All male face preferences were assessed in the same short-term and long-term blocks with trial order fully randomized. All female face preferences were tested in a separate block, again with trial order fully randomized. The order in which women completed the short-term male attractiveness, long-term male attractiveness, and female attractiveness preference tasks in each test session was fully randomized. Femininity in women’s faces was manipulated using identical methods to those that were used to manipulate masculinity in men’s faces. Methods used to manipulate facial symmetry, facial averageness, and apparent facial health are reported by Quist et al. (2012), Jones, DeBruine, and Little (2007), and Wincenciak et al. (2015), respectively.

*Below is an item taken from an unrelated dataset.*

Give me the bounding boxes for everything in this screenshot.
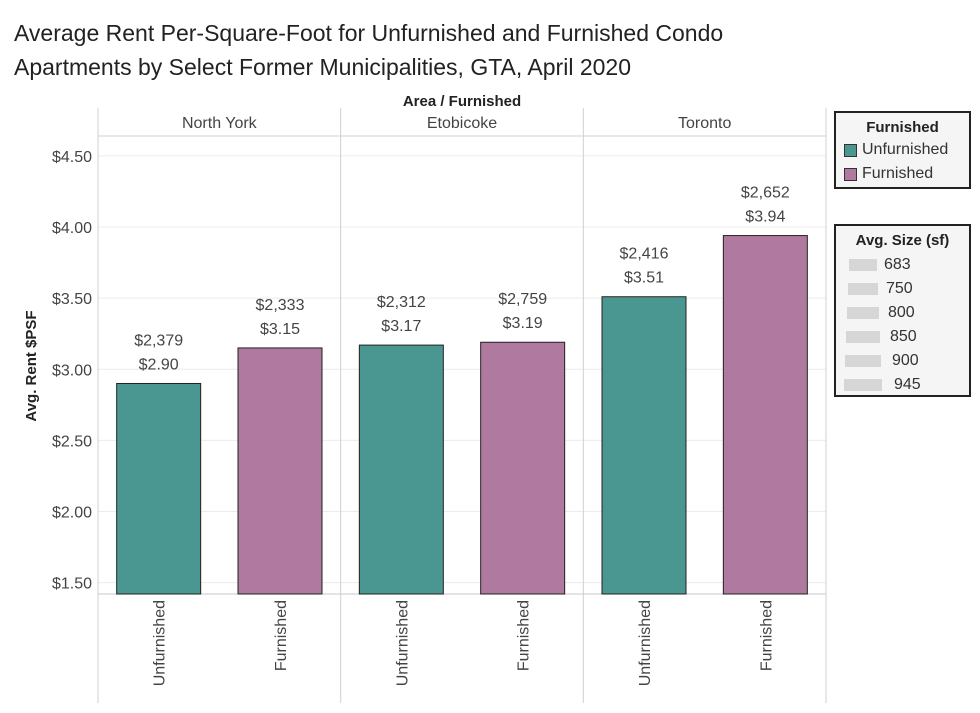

Analyses of these preferences using the same type of models we used to test for effects of hormonal status on masculinity preferences also showed no clear evidence that face preferences were consistently related to women’s hormonal status. Notably, we did not replicate putative effects of ovarian hormones on women’s preferences for symmetry or apparent health previously reported for women not using hormonal contraceptives (for a review, see Jones et al., 2008). Full results, along with the data, analysis files, and stimuli, are publicly available at osf.io/9b4y7. These full results include a significant negative effect of cortisol on preferences for male facial symmetry and a significant negative effect of progesterone on preferences for male facial averageness. Neither of these results were a priori predictions, so we suggest they should be treated as preliminary findings.